February 13, 2025
France's Determination to End Free Speech
With a new law, the French government has decided to delegate the task of state censorship to online platforms such as Facebook, Google, Twitter, YouTube, Instagram and Snapchat. Private companies will now be obliged to act as thought police on behalf of the French state or face heavy fines.
With a new law, the French government has decided to delegate the task of state censorship to online platforms such as Facebook, Google, Twitter, YouTube, Instagram and Snapchat. Private companies will now be obliged to act as thought police on behalf of the French state or face heavy fines.

On May 13, the French parliament adopted a law that requires online platforms such as Facebook, Google, Twitter, YouTube, Instagram and Snapchat[1] to remove reported “hateful content” within 24 hours and “terrorist content” within one hour. Failure to do so could result in exorbitant fines of up to €1.25 million or 4% of the platform’s global revenue in cases of repeated failure to remove the content.
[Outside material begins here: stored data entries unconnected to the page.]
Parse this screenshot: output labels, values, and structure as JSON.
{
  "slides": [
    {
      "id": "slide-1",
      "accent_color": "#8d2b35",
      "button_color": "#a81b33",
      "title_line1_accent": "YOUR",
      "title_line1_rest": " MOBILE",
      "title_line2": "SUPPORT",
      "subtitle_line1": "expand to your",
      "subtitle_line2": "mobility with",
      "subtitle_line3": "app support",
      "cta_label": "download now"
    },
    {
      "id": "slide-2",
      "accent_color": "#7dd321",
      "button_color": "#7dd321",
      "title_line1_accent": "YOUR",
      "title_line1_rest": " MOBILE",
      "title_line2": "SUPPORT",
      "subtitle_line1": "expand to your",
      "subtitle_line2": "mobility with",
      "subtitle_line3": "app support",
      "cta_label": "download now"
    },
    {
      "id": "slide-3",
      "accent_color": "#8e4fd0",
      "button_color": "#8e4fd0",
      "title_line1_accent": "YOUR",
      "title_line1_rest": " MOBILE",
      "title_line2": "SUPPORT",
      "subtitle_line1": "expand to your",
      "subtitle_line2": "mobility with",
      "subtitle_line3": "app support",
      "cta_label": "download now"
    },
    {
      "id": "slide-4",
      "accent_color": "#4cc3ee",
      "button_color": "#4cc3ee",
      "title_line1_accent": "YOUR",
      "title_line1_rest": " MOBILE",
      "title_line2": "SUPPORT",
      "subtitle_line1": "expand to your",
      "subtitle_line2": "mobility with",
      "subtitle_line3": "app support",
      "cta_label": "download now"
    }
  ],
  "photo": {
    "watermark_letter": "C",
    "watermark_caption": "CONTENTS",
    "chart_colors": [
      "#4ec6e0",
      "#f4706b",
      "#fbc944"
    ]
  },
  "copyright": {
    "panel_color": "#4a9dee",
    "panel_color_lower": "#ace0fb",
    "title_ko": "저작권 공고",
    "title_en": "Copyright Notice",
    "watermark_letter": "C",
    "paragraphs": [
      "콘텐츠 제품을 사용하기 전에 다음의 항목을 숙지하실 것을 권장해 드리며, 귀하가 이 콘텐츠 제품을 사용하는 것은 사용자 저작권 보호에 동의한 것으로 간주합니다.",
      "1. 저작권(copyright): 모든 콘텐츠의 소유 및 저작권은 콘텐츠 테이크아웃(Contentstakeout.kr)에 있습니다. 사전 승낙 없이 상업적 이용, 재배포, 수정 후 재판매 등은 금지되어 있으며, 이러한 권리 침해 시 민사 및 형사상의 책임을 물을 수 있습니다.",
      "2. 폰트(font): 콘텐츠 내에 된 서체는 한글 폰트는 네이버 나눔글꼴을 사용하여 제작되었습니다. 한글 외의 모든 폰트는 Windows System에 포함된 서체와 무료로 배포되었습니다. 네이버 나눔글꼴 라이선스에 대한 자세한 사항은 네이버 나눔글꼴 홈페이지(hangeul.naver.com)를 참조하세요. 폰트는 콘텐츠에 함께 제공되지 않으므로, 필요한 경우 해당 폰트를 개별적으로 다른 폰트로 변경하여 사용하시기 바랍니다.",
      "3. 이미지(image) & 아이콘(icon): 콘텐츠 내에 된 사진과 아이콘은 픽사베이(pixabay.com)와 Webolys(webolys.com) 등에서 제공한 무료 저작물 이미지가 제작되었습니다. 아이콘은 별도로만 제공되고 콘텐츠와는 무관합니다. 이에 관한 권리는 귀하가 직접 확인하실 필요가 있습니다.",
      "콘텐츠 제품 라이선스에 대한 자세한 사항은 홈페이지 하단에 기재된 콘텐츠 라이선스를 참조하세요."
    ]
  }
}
The scope of online content deemed “hateful” under what is known as the “Avia law” (after the lawmaker who proposed it) is, as is common in European hate speech laws, very broadly demarcated and includes “incitement to hatred, or discriminatory insult, on the grounds of race, religion, ethnicity, gender, sexual orientation or disability”.

The French law was directly inspired by Germany’s controversial NetzDG law, adopted in in October 2017, and it is explicitly mentioned in the introduction to the Avia law.

“This law proposal aims to combat the spread of hate speech on the internet,” it is stated in the introduction to the Avia law.